Guerre des lobbies autour d'Aly Ngouye Ndiaye
Le stockage des hydrocarbures est, comme tout ce qui touche au secteur de l'énergie, une affaire stratégique et de gros sous. Aujourd’hui, cette prérogative revient uniquement à Senstock SA, depuis que l'ancien super ministre en charge, entre autres, de l'Énergie, Karim Wade, a à travers ''une simple lettre'', enjoint l'arrêt des activités de réception et d'entreposage des autres pétroliers opérant au Sénégal. Avant lui, le ministre de l'Énergie Samuel Sarr avait sorti un arrêté ministériel portant stockage des hydrocarbures liquides issus de l'activité de raffinage uniquement dans les dépôts appartenant à la société Senstock.
L'article premier dudit arrêté indiquait que ''les hydrocarbures liquides issus de l'activité de raffinage sont exclusivement stockés dans les installations de Senstock SA''. Outre le fait que l'arrêté de Samuel Sarr avait été très mal perçu par les autres acteurs (Shell, Total, Mobil ainsi que les indépendants), le tollé suscité par cette décision avait fait reculer le ministre d'alors de l'Énergie. Mais pas son successeur au dit département, Karim Wade, qui avait fait appliquer la mesure en septembre 2011. Ainsi, toute la production de la Société africaine de raffinage (Sar) devait être exclusivement stockée et chargée à partir des installations de Senstock.
L'argument principal qui avait été avancé pour entériner la fermeture des autres dépôts était ''un problème de sécurité''. ''Ils disaient que les pipelines de la Sar sont dangereux, alors que ce sont les mêmes pipelines qui desservent aussi les installations de Senstock'', évacuent des acteurs du secteur.
Toutefois, la donne est en passe d'être changée. Au mois d'août dernier, dans un souci de clarté et d'équité, le nouveau ministre de l'Énergie, Aly Ngouille Ndiaye, a fait faire par un cabinet indépendant des audits sur l'ensemble des dépôts pétroliers en exploitation ou fermés. Le rapport, dit-on, est présentement sur la table du ministre. Mais cela risque de ne pas être simple à trancher pour Aly Ngouille Ndiaye.
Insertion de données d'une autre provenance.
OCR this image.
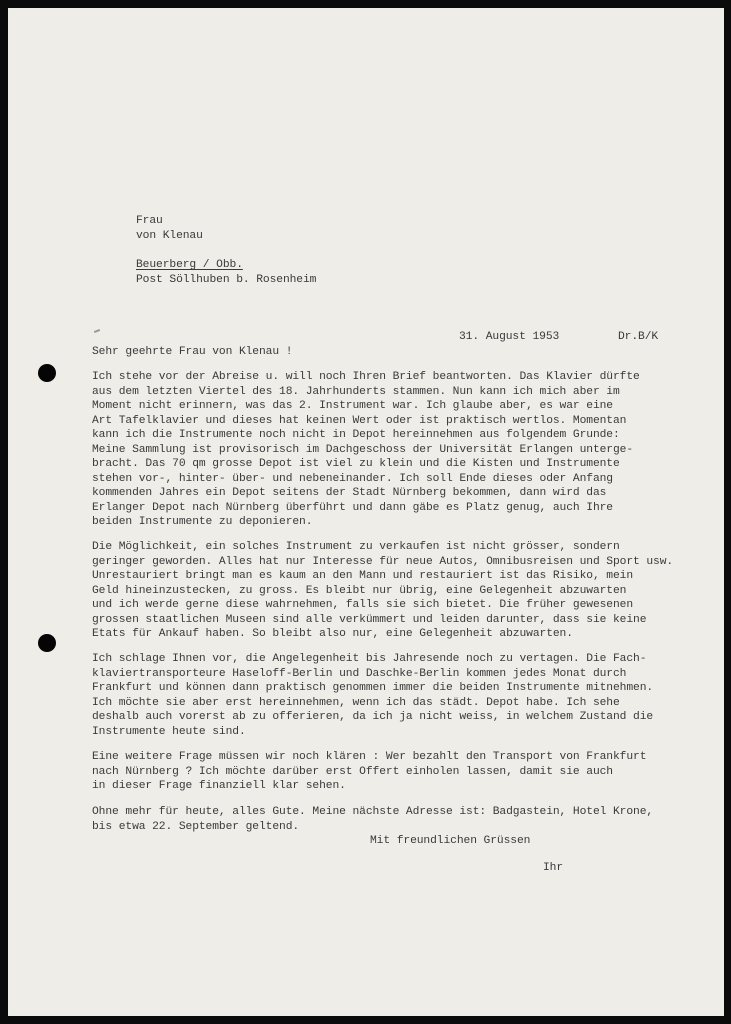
Frau
von Klenau
Beuerberg / Obb.
Post Söllhuben b. Rosenheim
31. August 1953	Dr.B/K
Sehr geehrte Frau von Klenau !
Ich stehe vor der Abreise u. will noch Ihren Brief beantworten. Das Klavier dürfte
aus dem letzten Viertel des 18. Jahrhunderts stammen. Nun kann ich mich aber im
Moment nicht erinnern, was das 2. Instrument war. Ich glaube aber, es war eine
Art Tafelklavier und dieses hat keinen Wert oder ist praktisch wertlos. Momentan
kann ich die Instrumente noch nicht in Depot hereinnehmen aus folgendem Grunde:
Meine Sammlung ist provisorisch im Dachgeschoss der Universität Erlangen unterge-
bracht. Das 70 qm grosse Depot ist viel zu klein und die Kisten und Instrumente
stehen vor-, hinter- über- und nebeneinander. Ich soll Ende dieses oder Anfang
kommenden Jahres ein Depot seitens der Stadt Nürnberg bekommen, dann wird das
Erlanger Depot nach Nürnberg überführt und dann gäbe es Platz genug, auch Ihre
beiden Instrumente zu deponieren.
Die Möglichkeit, ein solches Instrument zu verkaufen ist nicht grösser, sondern
geringer geworden. Alles hat nur Interesse für neue Autos, Omnibusreisen und Sport usw.
Unrestauriert bringt man es kaum an den Mann und restauriert ist das Risiko, mein
Geld hineinzustecken, zu gross. Es bleibt nur übrig, eine Gelegenheit abzuwarten
und ich werde gerne diese wahrnehmen, falls sie sich bietet. Die früher gewesenen
grossen staatlichen Museen sind alle verkümmert und leiden darunter, dass sie keine
Etats für Ankauf haben. So bleibt also nur, eine Gelegenheit abzuwarten.
Ich schlage Ihnen vor, die Angelegenheit bis Jahresende noch zu vertagen. Die Fach-
klaviertransporteure Haseloff-Berlin und Daschke-Berlin kommen jedes Monat durch
Frankfurt und können dann praktisch genommen immer die beiden Instrumente mitnehmen.
Ich möchte sie aber erst hereinnehmen, wenn ich das städt. Depot habe. Ich sehe
deshalb auch vorerst ab zu offerieren, da ich ja nicht weiss, in welchem Zustand die
Instrumente heute sind.
Eine weitere Frage müssen wir noch klären : Wer bezahlt den Transport von Frankfurt
nach Nürnberg ? Ich möchte darüber erst Offert einholen lassen, damit sie auch
in dieser Frage finanziell klar sehen.
Ohne mehr für heute, alles Gute. Meine nächste Adresse ist: Badgastein, Hotel Krone,
bis etwa 22. September geltend.
Mit freundlichen Grüssen
Ihr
Selon des sources proches du milieu des hydrocarbures, ''il y a un intense lobbying pour que les choses restent en l'état et que Senstock continue d'avoir le monopole du stockage''. En effet, tout le monde s'accorde à dire que les enjeux sont énormes. Pour les pétroliers qui ont vu leurs dépôts fermés, ''le manque à gagner se chiffre en milliards de F Cfa'', affirme-t-on. Rien que les ''frais de passage reviennent à 500 millions par mois'', soufflent nos interlocuteurs. Les pétroliers ''lésés'' sont obligés d'acheter leurs produits auprès de la Sar qui les pompe dans les installations de Senstock, alors qu'ils disposent d'installations de stockage et de chargement opérationnelles et jouissent d’une expertise solide.
Ces acteurs continuent à s'insurger contre la fermeture de leurs dépôts qui a été faite, selon eux, ''sans étude préalable''. Il s'y ajoute que la décision de fermer les entrepôts était du ressort du ministère de l'Environnement et non de l'Énergie. Sans compter que la décision de donner le monopole à Senstock a causé non seulement la perte d'emplois de centaines de pères de familles mais aussi la quasi-faillite des entreprises qui gravitaient autour de ces entrepôts.
D'ailleurs, une enquête réalisée par le journaliste Abdou Latif Coulibaly, actuel ministre en charge de la promotion de la Bonne gouvernance, et publiée dans le magazine La Gazette, avait essayé de faire la lumière sur cette ''nébuleuse et sombre affaire à tout point de vue''. Outre les révélations sur l'actionnariat de Senstock et le système de portage qui a prévalu à son montage, l'hebdomadaire faisait état ''de combines indécentes inavouables''. Ainsi que l'a révélé La Gazette, ''le capital social de Senstock SA est comme suit : Diprom : 65%, SAR : 20% et TOTAL : 15%''.
La balle est donc dans le camp du ministre Aly Ngouille Ndiaye. Il devra trancher pour le statu quo vécu par certains comme une ''injustice'' ou rétablir les lois et règlements en vigueur depuis la réforme de 1998 dans le stockage des hydrocarbures.